Edmonton

Accelerated coal phase-out could cost Alberta $8 billion, new study concludes

Phasing out coal-fired electricity in the province could cost from $4 billion to $8 billion by 2030, according to a new study commissioned by 15 industry participants, including the Alberta Electric System Operator.

Perfect solution, with low cost and emissions and good investment, doesn't exist, authors say

Phasing out coal will reduce greenhouse-gas emissions but will cost Alberta from $4 billion to $8 billion, according to a new report. (cbc)

Phasing out coal-fired electricity in the province could cost from $4 billion to $8 billion by 2030, according to a new study commissioned by 15 industry participants, including the Alberta Electric System Operator.

The study, conducted by EDC Associates Ltd. of Calgary, looked at more than 60 different ways the government could implement its plan to phase out coal, said Allen Crowley, vice-president of EDC and one of the study's authors.

Crowley said the $4 billion estimate, paid by government, the industry and consumers, would cover "just the amount paid to wind developers to build" renewable power facilities, he said.

"Then there's other costs on top of that," Crowley said.

That would include transmission costs, according to Crowley, who said depending on how much power is generated those costs could bring the total up to $8 billion, or perhaps higher.

Those higher costs could eventually filter down to consumers, the report concluded.

"Some combinations of the implementation details could have severe unintended consequences to Alberta consumers and new and existing generators," the report said.

Speed of phase-out key, study says

The study assessed four key areas, including greenhouse gas emissions, costs, reliability and investor considerations.

The report said costs are driven by the speed at which coal is removed from the system and the co-ordination of bringing renewable energy into the market.

"You really have to make sure you match how fast you put in renewables with how fast you take out the other generation," Crowley said.

"If you put them in too fast, it's like putting in too many hotels in a city. Nobody will make any money. And then you can't attract, when you actually do need the next hotel, you may not get as many investors ready to do that."

One of the bright spots, according to the report, is that Alberta's climate leadership plan, including taking coal-fired electricity out of operation, "will reduce the long-term emissions into the Alberta environment."

"We didn't find the holy grail," said Duane Reid-Carlson, president of EDC, an independent energy consulting company.

He said the perfect solution, with low cost, low emissions and a good investment climate, doesn't exist.

"We did find some combinations that are workable between government and industry that could probably produce a reasonable result, at some cost."

Ontario example cited

Reid-Carlson pointed to Ontario as a recent example of how costs can rise.

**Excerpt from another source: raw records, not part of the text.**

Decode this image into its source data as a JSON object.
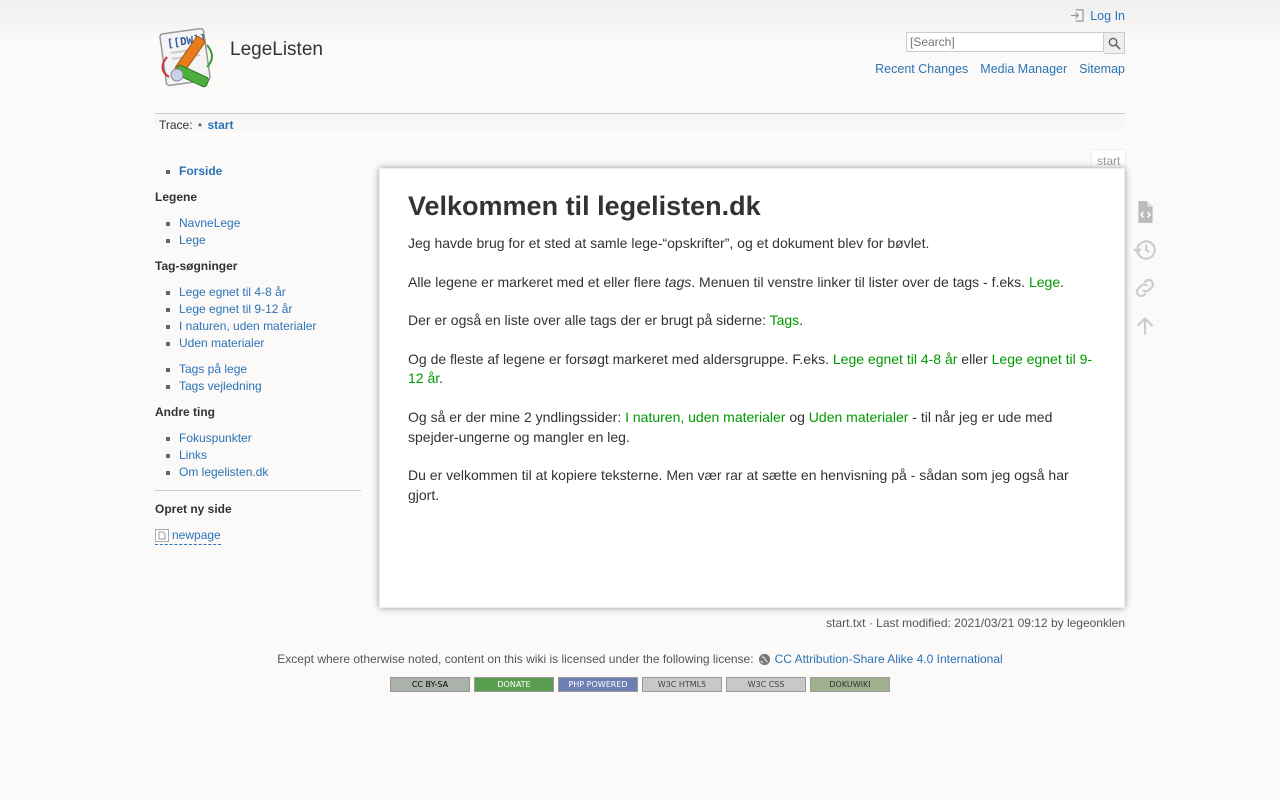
{
  "site": {
    "title": "LegeListen",
    "logo_icon": "dokuwiki-logo-icon"
  },
  "user": {
    "login_label": "Log In"
  },
  "search": {
    "placeholder": "[Search]",
    "button_label": "Search"
  },
  "usertools": {
    "recent": "Recent Changes",
    "media": "Media Manager",
    "sitemap": "Sitemap"
  },
  "breadcrumbs": {
    "label": "Trace:",
    "bullet": "•",
    "current": "start"
  },
  "sidebar": {
    "top_item": "Forside",
    "sections": [
      {
        "heading": "Legene",
        "groups": [
          [
            "NavneLege",
            "Lege"
          ]
        ]
      },
      {
        "heading": "Tag-søgninger",
        "groups": [
          [
            "Lege egnet til 4-8 år",
            "Lege egnet til 9-12 år",
            "I naturen, uden materialer",
            "Uden materialer"
          ],
          [
            "Tags på lege",
            "Tags vejledning"
          ]
        ]
      },
      {
        "heading": "Andre ting",
        "groups": [
          [
            "Fokuspunkter",
            "Links",
            "Om legelisten.dk"
          ]
        ]
      }
    ],
    "new_page_heading": "Opret ny side",
    "new_page_link": "newpage"
  },
  "page": {
    "id": "start",
    "title": "Velkommen til legelisten.dk",
    "p1": "Jeg havde brug for et sted at samle lege-“opskrifter”, og et dokument blev for bøvlet.",
    "p2_a": "Alle legene er markeret med et eller flere ",
    "p2_em": "tags",
    "p2_b": ". Menuen til venstre linker til lister over de tags - f.eks. ",
    "p2_link": "Lege",
    "p2_c": ".",
    "p3_a": "Der er også en liste over alle tags der er brugt på siderne: ",
    "p3_link": "Tags",
    "p3_b": ".",
    "p4_a": "Og de fleste af legene er forsøgt markeret med aldersgruppe. F.eks. ",
    "p4_link1": "Lege egnet til 4-8 år",
    "p4_b": " eller ",
    "p4_link2": "Lege egnet til 9-12 år",
    "p4_c": ".",
    "p5_a": "Og så er der mine 2 yndlingssider: ",
    "p5_link1": "I naturen, uden materialer",
    "p5_b": " og ",
    "p5_link2": "Uden materialer",
    "p5_c": " - til når jeg er ude med spejder-ungerne og mangler en leg.",
    "p6": "Du er velkommen til at kopiere teksterne. Men vær rar at sætte en henvisning på - sådan som jeg også har gjort."
  },
  "pagetools": [
    "show-source-icon",
    "old-revisions-icon",
    "backlinks-icon",
    "back-to-top-icon"
  ],
  "docinfo": "start.txt · Last modified: 2021/03/21 09:12 by legeonklen",
  "footer": {
    "license_text": "Except where otherwise noted, content on this wiki is licensed under the following license:",
    "license_link": "CC Attribution-Share Alike 4.0 International",
    "badges": [
      "CC BY-SA",
      "DONATE",
      "PHP POWERED",
      "W3C HTML5",
      "W3C CSS",
      "DOKUWIKI"
    ]
  },
  "colors": {
    "link": "#2b73b7",
    "wikilink": "#009900",
    "text": "#333333",
    "background": "#fbfaf9"
  }
}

"They recently announced cancellation of 1,000 megawatts of renewable wind contracts to save $3 billion. So there's an example close to home that if you don't do it right, costs are high."

The study and its cost analysis did not include the amount of compensation now being worked out between the Alberta government and companies currently operating coal-fired electricity plants.

The provincial government is now reviewing advice from an expert hired to negotiate compensation arrangements with coal companies. The Alberta government has said details of the compensation plan will be released before the end of the year.

Reid-Carlson said it's  a complicated process, and government needs to work closely with industry.

"It's going to take a lot of collaboration to be mindful of the pits and perils of poor implementation, which would drive the cost up."